A story within a story about lust, loneliness and obsession, Flamenco is an impressionistic dance film that follows a young outsider as she plays the role of femme fatale.
Writer/director/producer: Gloria Ui Young Kim
Producer: Coral Aiken
I love the story of the femme fatale. An ancient archetype, the femme fatale, or bad girl, is the sexual creature or ‘madwoman’ with uncontrollable emotions and appetites.
Being a woman, I see this archetype differently than as seen through the traditional male gaze.
In literature or film the femme fatale is usually calculating or crazy. From Barbara Stanwyck in Billy Wilder’s Double Indemnity to Catherine Trammell in Paul Verhoeven’s Basic Instinct to Alex Forrest in Adrian Lyne’s Fatal Attraction to Bertha Mason in Charlotte Bronte’s Jane Eyre, they are the antagonist and positioned to be despised and condemned for being devious and wild.
In Carlos Saura’s 1983 film Carmen an intense choreographer seeks the perfect dancer to play the femme fatale lead and falls in love with her. In his conceit of story within a story, Saura has the choreographer and dancer mirroring the lives of the characters of soldier and gypsy, and the choreographer kills the faithless dancer in a jealous rage.
What I wanted to do with my story and my Carmen was to displace the madwoman from her position as monster and put her in the privileged place of protagonist. To me, this character is someone who is sexual and she suffers from intense loneliness and isolation. It is loneliness that causes her to experience her ‘madness.’
These themes opened up tremendous storytelling possibilities for me. Postmodern art-making has allowed us to question the very forms we use to make art. In filmmaking most narrative is straightforward storytelling in which the fourth wall is rarely questioned.

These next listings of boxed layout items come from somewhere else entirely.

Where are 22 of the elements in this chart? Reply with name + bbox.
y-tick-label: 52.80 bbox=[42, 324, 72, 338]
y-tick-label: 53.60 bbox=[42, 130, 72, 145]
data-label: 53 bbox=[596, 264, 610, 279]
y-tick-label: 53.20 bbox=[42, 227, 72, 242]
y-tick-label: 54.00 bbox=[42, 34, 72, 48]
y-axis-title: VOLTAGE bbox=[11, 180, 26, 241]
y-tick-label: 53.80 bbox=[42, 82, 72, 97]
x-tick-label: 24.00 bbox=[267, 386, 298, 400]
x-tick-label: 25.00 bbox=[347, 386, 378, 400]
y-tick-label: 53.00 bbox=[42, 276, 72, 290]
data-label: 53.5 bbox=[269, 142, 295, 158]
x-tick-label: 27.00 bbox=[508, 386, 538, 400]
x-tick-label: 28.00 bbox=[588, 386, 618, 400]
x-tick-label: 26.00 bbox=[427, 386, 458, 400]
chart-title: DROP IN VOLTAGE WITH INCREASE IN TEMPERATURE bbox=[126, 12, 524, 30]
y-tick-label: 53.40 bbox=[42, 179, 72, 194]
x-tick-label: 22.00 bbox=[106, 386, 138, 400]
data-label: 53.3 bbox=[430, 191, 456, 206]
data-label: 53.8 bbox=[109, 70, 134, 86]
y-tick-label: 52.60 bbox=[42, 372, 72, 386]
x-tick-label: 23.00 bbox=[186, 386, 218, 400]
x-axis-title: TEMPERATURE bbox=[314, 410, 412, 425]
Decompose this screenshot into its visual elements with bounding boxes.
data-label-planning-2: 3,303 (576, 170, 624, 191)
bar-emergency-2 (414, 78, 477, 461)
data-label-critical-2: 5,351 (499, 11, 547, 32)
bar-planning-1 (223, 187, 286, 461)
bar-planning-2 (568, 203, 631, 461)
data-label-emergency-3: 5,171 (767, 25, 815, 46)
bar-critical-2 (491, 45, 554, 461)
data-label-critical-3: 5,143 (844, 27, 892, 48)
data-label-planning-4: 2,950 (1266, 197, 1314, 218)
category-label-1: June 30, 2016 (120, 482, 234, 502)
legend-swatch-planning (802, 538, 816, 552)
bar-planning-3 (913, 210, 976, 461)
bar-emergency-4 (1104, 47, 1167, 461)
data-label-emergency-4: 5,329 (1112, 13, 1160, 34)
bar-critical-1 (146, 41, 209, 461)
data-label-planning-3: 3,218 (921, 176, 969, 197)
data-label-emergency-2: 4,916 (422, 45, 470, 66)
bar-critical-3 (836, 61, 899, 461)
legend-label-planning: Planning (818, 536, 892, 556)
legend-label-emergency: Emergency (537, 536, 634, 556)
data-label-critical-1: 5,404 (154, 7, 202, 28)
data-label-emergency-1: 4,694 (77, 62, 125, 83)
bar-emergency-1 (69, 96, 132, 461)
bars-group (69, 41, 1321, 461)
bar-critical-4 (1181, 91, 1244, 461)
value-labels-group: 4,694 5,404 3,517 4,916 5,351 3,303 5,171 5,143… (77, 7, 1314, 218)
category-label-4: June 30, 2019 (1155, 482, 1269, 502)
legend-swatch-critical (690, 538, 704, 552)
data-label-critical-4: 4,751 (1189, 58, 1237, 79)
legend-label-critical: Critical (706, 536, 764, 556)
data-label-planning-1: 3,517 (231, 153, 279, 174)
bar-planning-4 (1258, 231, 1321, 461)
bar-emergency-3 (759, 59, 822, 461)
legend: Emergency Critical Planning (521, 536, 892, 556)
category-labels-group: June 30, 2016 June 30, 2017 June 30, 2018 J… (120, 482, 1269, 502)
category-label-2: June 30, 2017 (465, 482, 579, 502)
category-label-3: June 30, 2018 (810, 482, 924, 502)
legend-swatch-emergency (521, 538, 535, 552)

In keeping with the themes of isolation and madness I played with the idea of the unreliable narrator so that we are not only telling a story about love, obsession and lust, but we are also visually reflecting a mind in ‘madness’ or outside the ‘norm’ and making a statement about the unreliability of thought processes. This mirrors our questioning of the reliability of the kinds of narratives we tell. This loops back to questioning the accepted archetype of femme fatale or madwoman.
Ultimately, this is a story of loneliness and how the mind can play tricks on us when we’re so isolated. This is something I think we can all relate to.
The devices I used – metafiction and the unreliable narrator – are meant to symbolize the themes of mis-perception and misunderstanding, or ‘madness’ that comes from loneliness and isolation and engender in the audience a similar feeling of displacement.
About Gloria Ui Young Kim
Born in Seoul, Korea, writer/director Gloria Ui Young Kim comes from a long line of media makers.
With a degree in English lit from the University of Toronto, she’s worked at numerous magazines, most notably Maclean’s.
She’s an alumni of the Canadian Film Centre’s director’s lab and TIFF talent lab.
Her short film, Rock Garden: A Love Story (CBC, BRAVO, IFC), described by Atom Egoyan as “absolutely beautiful” and “perverse,” has won numerous awards including the global audience award for best anarchy film at Slamdance 2008 and the CBC Canadian Reflections award.
The Auction (CBC, IFC) premiered at Sprockets TIFF 2010 and won best short film among others and is now part of the John VanDuzer Film Collection at TIFF BellLightbox.
She wrote, directed and produced Flamenco for CBC in 2015 (Reel Asian’s pitch competition winner; Canada Council and Toronto Arts Council recipient). The film is screening at Dance Camera West-LA, San Francisco Dance Film Fest, Open Art Short Film Fest, Toronto Korean Film Festival, Ukrainian International Film Festival and more.
She has won numerous golds for her commissioned work at the Cannes Lions, Bessies, the Marketing Awards, One Club and ADCC.
She has been a shadowing director on Back Alley Production’s Global series Bomb Girls and on CBC’s Kim’s Convenience.
Gloria is working on three features: Deception, a thriller about a therapist whose mysterious past becomes intertwined with her present-day stalker (WIFTV genre competition winner); The Banquet about a woman who finds love and acceptance through food and family (Canada Council for the Arts recipient); and Debra and Mona, a redemption story about a naïve Korean stripper and her at-odds 9-year-old daughter (WIDC Feature Film Award Winner, 2016, second round of competition at Sundance Screenwriting Lab 2015; 2015 Spotlight on Screenwriters; 2013 Telefilm Canada New Voices Award).
She is in the prestigious Women in the Director’s Chair career advancement module 2017 and the 2016 CBC Diverse Creators Workshop. Gloria was also in the inaugural Corus Diverse TV Director course in association with NSI in 2015.
She directs for the Canadian Film Centre on an ongoing basis and is on the Charles Street Video board and the WIFT-T engagement committee.
Gloria works as a director/writer/producer for Fifth Story.